The risk of a tsunami in the Mediterranean is smaller than in the Pacific and Indian Oceans, but it is a real possibility, the Department of Geological Survey said on November 5, World Tsunami Awareness Day.
According to the announcement, in 2016 the government created the Cyprus National Committee of the Tsunami Early Warning System in the Mediterranean and North Atlantic, which is coordinated by the Department of Geological Survey.
“Despite the measures taken, everyone should be able to recognise the natural warnings for tsunamis such as a strong earthquake and/or a change in sea level. The effectiveness of any early warning system ultimately depends on how informed and educated a population is, so that it is aware of the risks and potential impacts of a tsunami, “the announcement noted.
Four tsunami warning centres operate in the Mediterranean: in Greece, Turkey, France and Italy.
In the case that they detect a tsunami they will send automatic alerts to members of the Tsunami Early Warning System in the Mediterranean and North Atlantic.
In Cyprus, the alerts are received by the Civil Defense, which after assessing them will trigger the relevant national disaster response plan.
Historical occurrences in the Mediterranean
The announcement states that the highest known tsunami wave ever to be recorded in the Mediterranean was a 15-metre wave in Amorgos, Greece following a 7.5-magnitude earthquake on July 9, 1956.
Cypriot coastlines were hit by tsunamis in 1202, 1222, 1303 and 1953. The one in 1953 occurred after a destructive double earthquake, which killed 40 people in Paphos. It generated a small wave of around 1 metre.
The website tsunami-alarm-system.com says that 10% of all tsunamis worldwide occur in the Mediterranean. On average, one disastrous tsunami takes place in the Mediterranean every century. Greece and southern Italy are mostly affected.
May 2003: A quake near Algeria generated a tsunami which destroyed over 100 boats on Mallorca and flooded Palmas Paseo Maritimo.
17 August 1999: A large destructive earthquake struck north-west Turkey and generated a local tsunami within the Sea of Marmara. Its epicentre was in the Gulf of Izmit. Official estimates indicated that about 17 000 people lost their lives and thousands more were injured.
9 October 1963: In Italy, near the town of Longarone, the entire northern slope of Mount Toc slid into the Vaiont dam. The water spilled over the dam and destroyed a number of villages with a wave of 140 metres. 4 000 people lost their lives.

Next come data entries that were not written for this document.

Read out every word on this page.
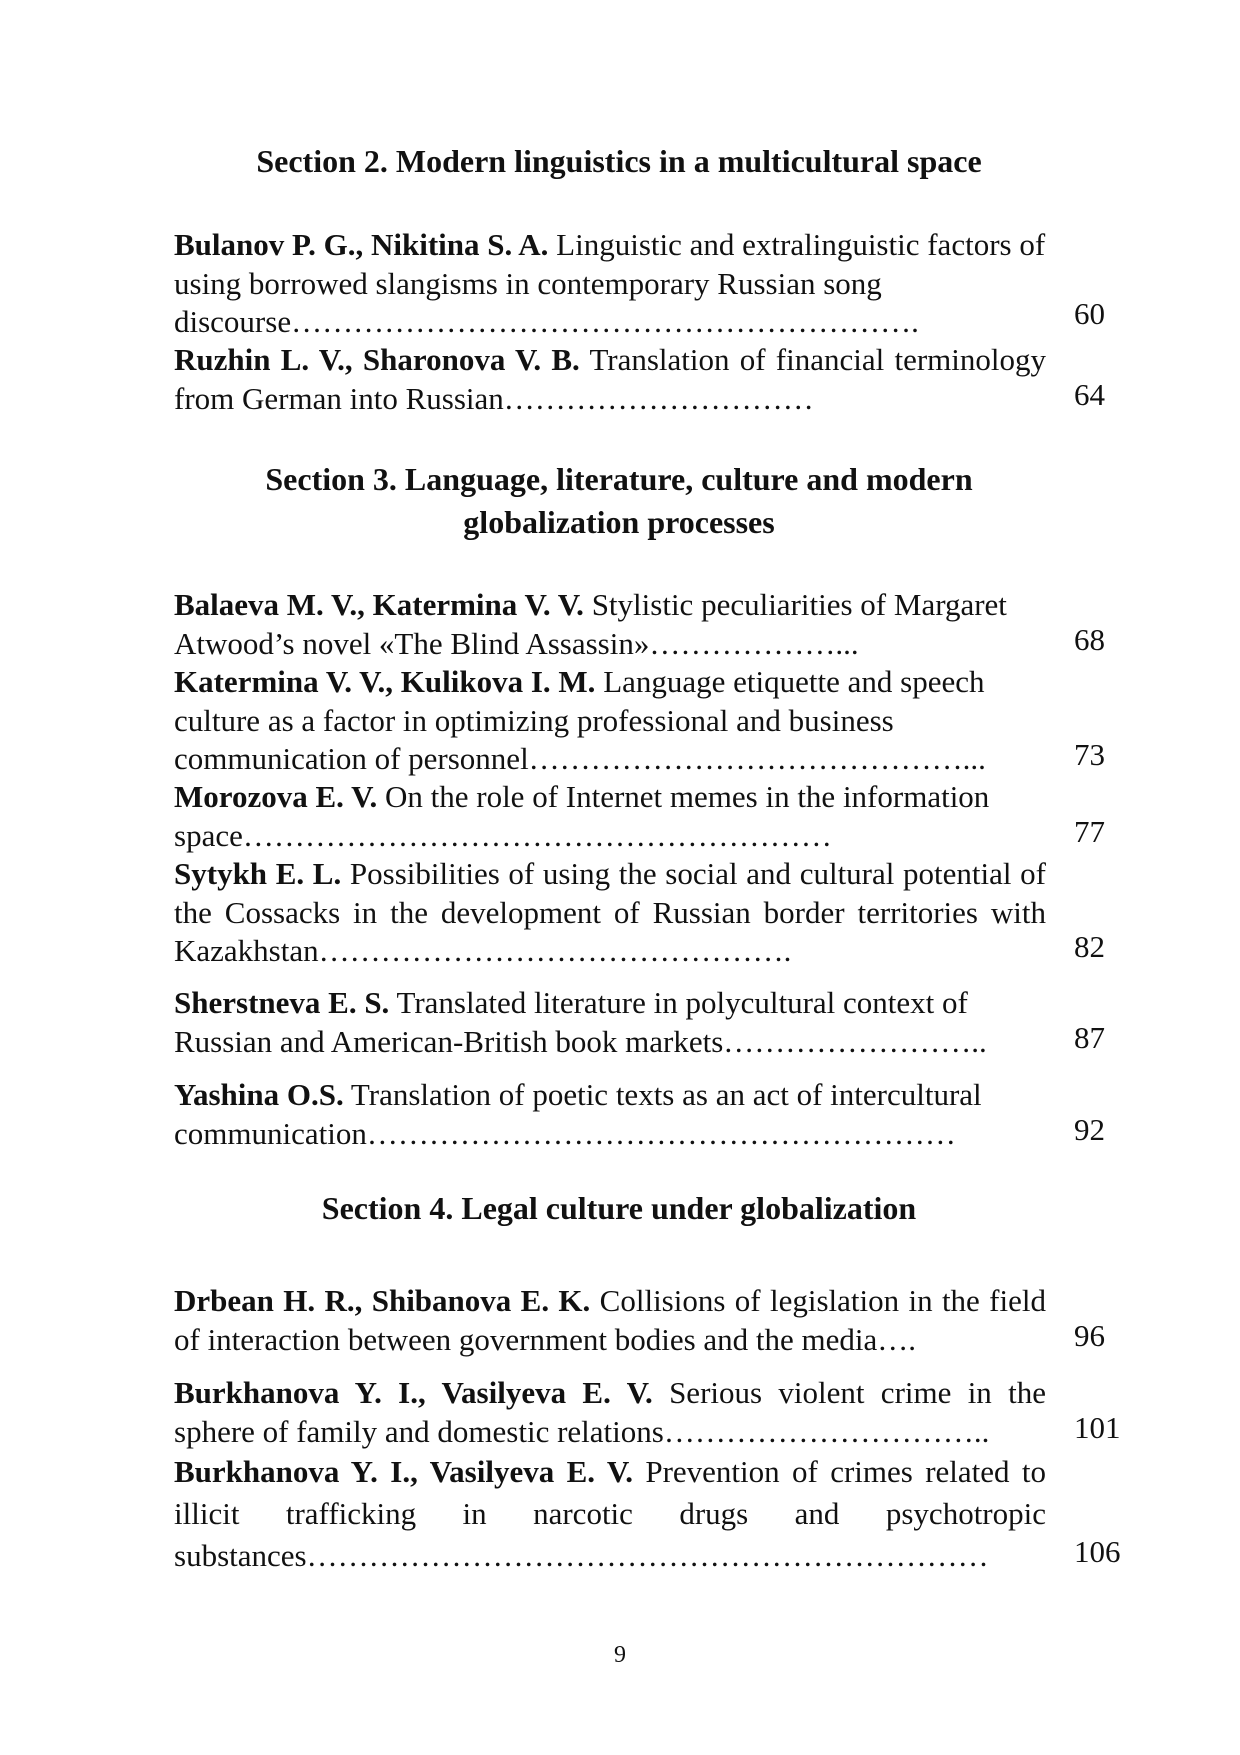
Section 2. Modern linguistics in a multicultural space
Bulanov P. G., Nikitina S. A. Linguistic and extralinguistic factors of using borrowed slangisms in contemporary Russian song discourse…………………………………………………….	60
Ruzhin L. V., Sharonova V. B. Translation of financial terminology from German into Russian…………………………	64
Section 3. Language, literature, culture and modern
globalization processes
Balaeva M. V., Katermina V. V. Stylistic peculiarities of Margaret Atwood’s novel «The Blind Assassin»………………...	68
Katermina V. V., Kulikova I. M. Language etiquette and speech culture as a factor in optimizing professional and business communication of personnel……………………………………...	73
Morozova E. V. On the role of Internet memes in the information space…………………………………………………	77
Sytykh E. L. Possibilities of using the social and cultural potential of the Cossacks in the development of Russian border territories with Kazakhstan……………………………………….	82
Sherstneva E. S. Translated literature in polycultural context of Russian and American-British book markets……………………..	87
Yashina O.S. Translation of poetic texts as an act of intercultural communication…………………………………………………	92
Section 4. Legal culture under globalization
Drbean H. R., Shibanova E. K. Collisions of legislation in the field of interaction between government bodies and the media….	96
Burkhanova Y. I., Vasilyeva E. V. Serious violent crime in the sphere of family and domestic relations…………………………..	101
Burkhanova Y. I., Vasilyeva E. V. Prevention of crimes related to illicit trafficking in narcotic drugs and psychotropic substances…………………………………………………………	106
9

9 July 1956: The best documented and most recent tsunamigenic earthquake in the Aegean Sea between Greece and Turkey is the one that occurred near the south-west coast of the island of Amorgos, killing 53 people, injuring 100 and destroying hundreds of houses. The waves were particularly high on the south coast of Amorgos and on the north coast of the island of Astypalaea. At these two places, the reported heights of the tsunami were 15m.
28 December 1908: Due to an earthquake and the ensuing tsunami, the city of Messina in Italy was almost completely destroyed. More than 75 000 people were killed.
1. November 1755: The Portuguese capital of Lisbon and its inhabitants were particularly badly hit by an earthquake that occurred in the eastern Atlantic Ocean. Two thirds of the city was destroyed from resulting fires. The people seeking refuge from the flames on the banks of the Tejo River were surprised by huge flood waves produced by the earthquake. Some 60 000 people lost their lives. The waves were even observed in Ireland and on the other side of the Atlantic on the Lesser Antilles. On the coastline of the Madeira Islands the waves still had a height of 15 metres.
1672: The Cyclade islands, especially Santorini, were shaken by an earthquake The island Kos, in the east, was completely swallowed by the ensuing tsunami.
26 September 1650: A destructive earthquake was accompanied by a submarine explosion from the Colombo Volcano, which crater lies in the sea to the northeast of the island of Santorini. There was a devastating tsunami observed on the island of Ios, north of Santorini, and waves of up to 16 m were reported.
1303 AD: The quake with an estimated strength of 8 destroyed the island Rhodos and the eastern part of Crete. It caused a tsunami which reached the Egyptian coast.
365 AD: The quake of 8 to 8,5 in the year 365 caused heavy destruction on the whole of Crete. The tsunami that developed because of the quake destroyed complete coastal regions as far as Egypt and eastern Sicily. Records indicate that 50 000 people lost their lives in Alexandria.
In 1628 BC: The coasts of the entire eastern Mediterranean were submerged by flood waves of up to 60 metres high. The wave, caused by a volcanic eruption on Santorini, a Greek island in the Aegean Sea, and is believed to be responsible for the destruction of the Minoan culture.